Going next – Why syno-volume service wasn’t running. It took quite some time to go through various logs for messages/errors – all without result. Went through observing the dependencies of syno-volume service:

  • all dependent services were there and running (syno-spaces and some others…)
  • and somehow expected – none of the services that depend on syno-volume were started (systemctl list-dependencies –reverse syno-volume)

Starting manually the systemd services (returned by the reverse list-dependencies command) brought a fully functional NAS…Until the next reboot…when it stuck at login prompt again.

After some other round of thinking I decided to check what is the default target systemd level.
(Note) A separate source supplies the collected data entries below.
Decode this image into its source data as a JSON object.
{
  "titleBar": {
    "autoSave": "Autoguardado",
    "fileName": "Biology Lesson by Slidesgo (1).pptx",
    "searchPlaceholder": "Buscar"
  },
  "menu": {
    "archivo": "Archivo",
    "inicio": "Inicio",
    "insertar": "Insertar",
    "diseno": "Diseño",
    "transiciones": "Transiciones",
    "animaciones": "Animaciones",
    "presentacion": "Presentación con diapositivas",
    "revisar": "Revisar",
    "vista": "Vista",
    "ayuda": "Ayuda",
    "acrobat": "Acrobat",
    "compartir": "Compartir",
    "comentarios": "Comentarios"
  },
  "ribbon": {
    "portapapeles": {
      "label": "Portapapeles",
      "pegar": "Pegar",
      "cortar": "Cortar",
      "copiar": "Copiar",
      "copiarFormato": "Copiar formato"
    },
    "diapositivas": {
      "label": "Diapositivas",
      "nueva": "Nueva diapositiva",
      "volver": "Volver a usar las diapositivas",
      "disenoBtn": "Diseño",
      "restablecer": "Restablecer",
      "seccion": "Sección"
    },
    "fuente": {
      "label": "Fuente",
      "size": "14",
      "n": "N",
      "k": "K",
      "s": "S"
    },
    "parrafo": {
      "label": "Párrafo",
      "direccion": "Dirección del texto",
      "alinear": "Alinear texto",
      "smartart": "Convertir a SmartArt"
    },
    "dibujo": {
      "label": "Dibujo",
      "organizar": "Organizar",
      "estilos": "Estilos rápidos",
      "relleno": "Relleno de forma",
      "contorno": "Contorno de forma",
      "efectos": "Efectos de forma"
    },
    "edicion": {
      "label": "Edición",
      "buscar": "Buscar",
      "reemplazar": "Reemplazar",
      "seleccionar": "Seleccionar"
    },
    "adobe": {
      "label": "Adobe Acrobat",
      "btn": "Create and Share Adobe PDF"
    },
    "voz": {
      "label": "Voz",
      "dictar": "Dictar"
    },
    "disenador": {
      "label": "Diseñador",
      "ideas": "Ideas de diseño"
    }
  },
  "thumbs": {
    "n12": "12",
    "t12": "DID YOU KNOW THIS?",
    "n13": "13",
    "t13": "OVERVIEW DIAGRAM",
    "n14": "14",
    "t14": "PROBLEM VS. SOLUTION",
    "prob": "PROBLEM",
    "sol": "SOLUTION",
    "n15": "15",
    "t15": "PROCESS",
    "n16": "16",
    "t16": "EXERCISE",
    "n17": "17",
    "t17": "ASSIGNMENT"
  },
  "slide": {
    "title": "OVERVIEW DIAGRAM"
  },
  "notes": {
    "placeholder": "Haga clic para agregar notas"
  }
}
And it turned out it is not the default one of Synology!

On the broken system:

systemctl get-default

pkg-synobrm-keep-session.target

On a healthy system:

systemctl get-default
syno-bootup-done.target

Final piece of the puzzle was to identify why the default systemd level was changed (and of course, manualy changing it was lost on next reboot, so another round of reverse engineering the synology scripts&configs was necessary). Grepping here and there led this time to /usr/syno/lib/systemd/generators/syno-brm-restore-generator – updated very recently and likely coming from the latest DSM.

Upon examining the syno-brm-restore-generator, it became evident that two files could trigger the logic that changes the default systemd target:

  • /var/run/.brm_restoring
  • /var/lib/abb_recovery_status

These files appear to play a role in altering the system’s default target, which was disrupting the boot process.

When comparing with a healthy system that had also gone through the same upgrade to DSM 7.2.2, it was found that the files /var/lib/abb_recovery_status and /var/run/.brm_restoring were absent. Removing these files allowed systemd to restore its default target, and the NAS became fully functional again.

However, the reason why these files were present in the first place, despite the system having been upgraded correctly, remains a mystery.